Resilience Patterns

Resilience patterns are essential for building robust APIs that can gracefully handle unexpected failures or delays in dependent systems. This section provides guidelines for implementing retries, timeouts, circuit breakers, bulkheads, and fallbacks in API design. These patterns SHOULD be applied where appropriate to ensure reliability, scalability, and user experience.

Retries

Retries allow APIs to recover from transient failures.

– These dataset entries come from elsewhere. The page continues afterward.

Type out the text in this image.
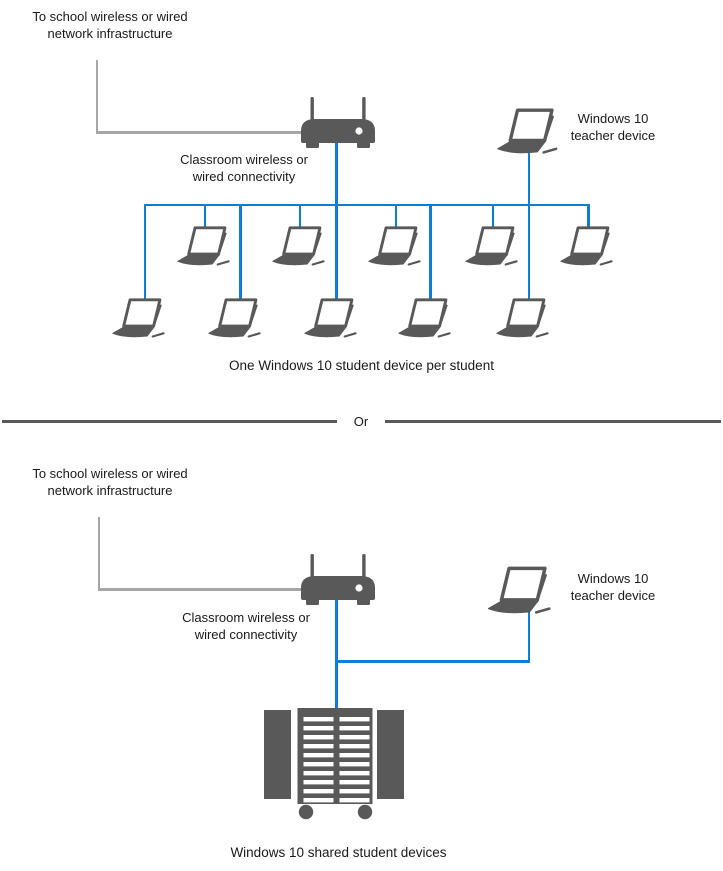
To school wireless or wired
network infrastructure
Classroom wireless or
wired connectivity
Windows 10
teacher device
One Windows 10 student device per student
Or
To school wireless or wired
network infrastructure
Classroom wireless or
wired connectivity
Windows 10
teacher device
Windows 10 shared student devices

APIs SHOULD implement retries for idempotent operations (e.g., GET, PUT, DELETE) where a transient failure is likely to succeed on subsequent attempts.
Retries SHOULD NOT be used for non-idempotent operations (e.g., POST) unless specifically designed for retry safety.
A backoff strategy (e.g., exponential backoff with jitter) SHOULD be used to prevent cascading failures.
Retries MUST be capped with a maximum retry count to avoid infinite loops or unnecessary resource consumption.

sequenceDiagram
    participant Client
    participant API
    participant Dependency

    Client->>API: Request
    activate API

    API->>Dependency: Initial Request
    activate Dependency
    Dependency--xAPI: Transient Failure
    deactivate Dependency

    Note over API: Apply backoff strategy

    API->>Dependency: Retry #1
    activate Dependency
    Dependency--xAPI: Transient Failure
    deactivate Dependency

    Note over API: Increase backoff with jitter

    API->>Dependency: Retry #2
    activate Dependency
    Dependency-->>API: Success
    deactivate Dependency

    API-->>Client: Response
    deactivate API

    Note over Client,Dependency: If max retries reached, return error

Example

In the following python example, we show data retrieval from a distributed database service that occasionally experiences network issues and use the Tenacity library to handle retries with exponential backoff and jitter. The @retry decorator configures the retry behaviour to attempt up to 3 times for transient exceptions only, with exponential backoff starting at 100ms and built-in jitter.

import logging
from tenacity import (
    retry,
    stop_after_attempt,
    wait_random_exponential,
    retry_if_exception_type,
    before_sleep_log
)

logger = logging.getLogger(__name__)

class TransientException(Exception):
    """Represents a temporary failure that may succeed on retry"""
    pass

class ServiceException(Exception):
    """Represents a permanent failure or failure after retries"""
    pass

@retry(
    retry=retry_if_exception_type(TransientException),
    stop=stop_after_attempt(3),
    wait=wait_random_exponential(multiplier=0.1, max=2),
    before_sleep=before_sleep_log(logger, logging.WARNING),
    reraise=True
)
def get_customer_data(customer_id):
    """
    Retrieve customer data with automatic retry handling for transient failures.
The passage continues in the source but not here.